Input first character: '1'
- Sequence: '1'
Input second character: '1'
- Encountered beginning of new character, decode previous sequence '1' as 'e'
- Sequence: '1'
Input third character: '0'
- Sequence: '10'
Input fourth character: '0'
- Sequence: '100'
Input fifth character: '1'
- Encountered beginning of new character, decode previous sequence '100' as 'a'
- Sequence: '1'
Input sixth character: '0'
- Sequence: '10'
End of input encountered, decode previous sequence '10' as 't'
Output: 'eat'

It is clear though that as we go further, the size of the characters code sequence will increase, till we reach ‘h’ with a priority of ~ 6.1% and a code of ‘10000000’, which is 8 bits. After this point, the code sequence will become larger than the original 8 bits, and will cause an expansion in size rather than a compression. So:

'e' with 12.702% frequency, will be compressed to 1/8 its size. 't' with 09.056% frequency, will be compressed to 1/4 its size. 'a' with 08.167% frequency, will be compressed to 3/8 its size. 'o' with 07.507% frequency, will be compressed to 1/2 its size. 'i' with 06.966% frequency, will be compressed to 5/8 its size. 'n' with 06.749% frequency, will be compressed to 3/4 its size. 's' with 06.327% frequency, will be compressed to 7/8 its size.
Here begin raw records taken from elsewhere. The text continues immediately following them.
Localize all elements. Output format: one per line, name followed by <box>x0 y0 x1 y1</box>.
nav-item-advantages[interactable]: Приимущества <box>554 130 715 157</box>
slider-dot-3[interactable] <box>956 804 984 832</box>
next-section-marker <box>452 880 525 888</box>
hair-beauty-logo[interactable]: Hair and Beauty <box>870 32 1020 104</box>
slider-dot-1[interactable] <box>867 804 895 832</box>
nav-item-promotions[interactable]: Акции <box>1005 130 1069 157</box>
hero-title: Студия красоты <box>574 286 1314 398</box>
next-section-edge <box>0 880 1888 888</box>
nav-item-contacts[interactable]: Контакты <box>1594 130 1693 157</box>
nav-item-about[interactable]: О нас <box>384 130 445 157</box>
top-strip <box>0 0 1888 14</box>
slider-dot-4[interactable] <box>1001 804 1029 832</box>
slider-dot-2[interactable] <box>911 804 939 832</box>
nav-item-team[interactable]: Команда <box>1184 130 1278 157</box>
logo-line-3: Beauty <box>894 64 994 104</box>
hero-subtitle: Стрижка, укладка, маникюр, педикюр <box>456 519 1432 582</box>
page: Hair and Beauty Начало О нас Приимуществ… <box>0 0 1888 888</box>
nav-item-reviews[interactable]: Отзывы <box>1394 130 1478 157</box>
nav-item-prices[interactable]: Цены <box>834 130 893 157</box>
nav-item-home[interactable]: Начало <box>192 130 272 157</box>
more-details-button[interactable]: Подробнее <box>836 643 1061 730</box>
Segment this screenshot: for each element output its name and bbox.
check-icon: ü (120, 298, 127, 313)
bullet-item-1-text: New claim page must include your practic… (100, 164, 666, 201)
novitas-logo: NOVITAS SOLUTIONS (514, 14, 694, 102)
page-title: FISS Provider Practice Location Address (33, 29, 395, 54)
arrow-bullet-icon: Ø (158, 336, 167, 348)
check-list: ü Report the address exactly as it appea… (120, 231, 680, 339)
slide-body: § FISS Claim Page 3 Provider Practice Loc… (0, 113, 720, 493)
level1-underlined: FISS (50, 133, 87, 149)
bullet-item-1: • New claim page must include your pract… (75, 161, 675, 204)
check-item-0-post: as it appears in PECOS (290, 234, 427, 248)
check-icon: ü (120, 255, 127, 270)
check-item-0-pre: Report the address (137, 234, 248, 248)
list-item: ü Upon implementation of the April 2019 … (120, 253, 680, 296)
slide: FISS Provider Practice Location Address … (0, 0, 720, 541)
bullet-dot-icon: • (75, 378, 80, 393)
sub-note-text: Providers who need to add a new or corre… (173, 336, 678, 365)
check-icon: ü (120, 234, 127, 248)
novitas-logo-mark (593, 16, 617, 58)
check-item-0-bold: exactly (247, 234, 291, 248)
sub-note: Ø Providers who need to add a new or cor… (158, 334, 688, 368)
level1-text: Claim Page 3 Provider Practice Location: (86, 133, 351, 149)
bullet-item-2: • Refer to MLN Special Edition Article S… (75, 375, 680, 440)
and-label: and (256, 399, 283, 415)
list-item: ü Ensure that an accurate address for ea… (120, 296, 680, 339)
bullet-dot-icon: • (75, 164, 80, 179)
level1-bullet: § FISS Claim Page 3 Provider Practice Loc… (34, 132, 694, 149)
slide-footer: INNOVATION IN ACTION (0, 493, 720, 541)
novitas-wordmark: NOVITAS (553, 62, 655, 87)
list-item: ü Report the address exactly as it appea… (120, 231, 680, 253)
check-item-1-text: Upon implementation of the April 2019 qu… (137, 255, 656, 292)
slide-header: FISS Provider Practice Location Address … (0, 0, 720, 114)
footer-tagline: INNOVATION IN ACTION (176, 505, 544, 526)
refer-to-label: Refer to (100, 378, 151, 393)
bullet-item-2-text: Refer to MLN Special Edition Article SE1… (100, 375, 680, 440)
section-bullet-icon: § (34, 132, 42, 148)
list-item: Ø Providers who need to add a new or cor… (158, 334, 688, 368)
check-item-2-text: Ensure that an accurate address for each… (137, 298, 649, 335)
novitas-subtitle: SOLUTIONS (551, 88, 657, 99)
After that there will only be an expansion. A little calculation will show you that these characters combined will be compressed to around 44.6% of their original size. This will be offset by the expansion encountered in the other characters.

This way is quite limiting an inefficient, and will yield very little compression in most real world cases. Real compression mechanisms use more complicated methods of creating a code for each character. Such as:

Letter	Compressed Code
e	0
t	10
a	110
o	111

As you can see here, each sequence is unique, and so is the prefix of each code. The word ‘eat’ here will be encoded as ‘011010’, again a 6bit code, with a 1/4th compression.

This will be decoded in the following manner:

Input first character: '0'
- Sequence: '0'
  - Matches character 'e'
Input second character: '1'
Sequence: '1'
No match
Input third character: '1'
- Sequence: '11'
  - No match
Input fourth character: '0'
- Sequence: '110'
  - Matched character 'a'
Input fifth character: '1'
- Sequence: '1'
  - No match
Input sixth character: '0'
- Sequence: '10'
  - Matched character 't'
Output: 'eat'

If you compare the representation of ‘eat’ in the ASCII and the compressed code, you will notice that the encoded result ‘011010’ has lesser sequences of repeated digits, than ‘11001010110000101110100’. The redundancy has been lost, and it is difficult to get a further increase in space savings by running the same compression scheme again. With a longer sequence you will notice that in the compressed file, the probability of occurrence of characters will be almost evenly distributed amongst all characters.

All this is great, however, these character frequencies / probabilities only apply on an average. An average text document might see decent compression with such a code, however ‘Gadsby‘ wont get no love from such a compressor!

Compressors can overcome this by generating it’s own dictionary of frequencies, and using those to assign codes. Even multi character sequences which are common can be assigned a much shorter code if they occur frequently enough.

Each compression mechanism has its own unique way of finding patterns, and assigning codes. A compressor which ‘understands’ the data will function better than one which doesn’t and will be able to compress better, since it will know where to look for the patterns. As such you are bound to get better compression in an image file with the lossless PNG, than with a standard ZIP file. No matter how sophisticated the compressor, and what kind of data it deals with, it is most likely that it operates on these simple principles.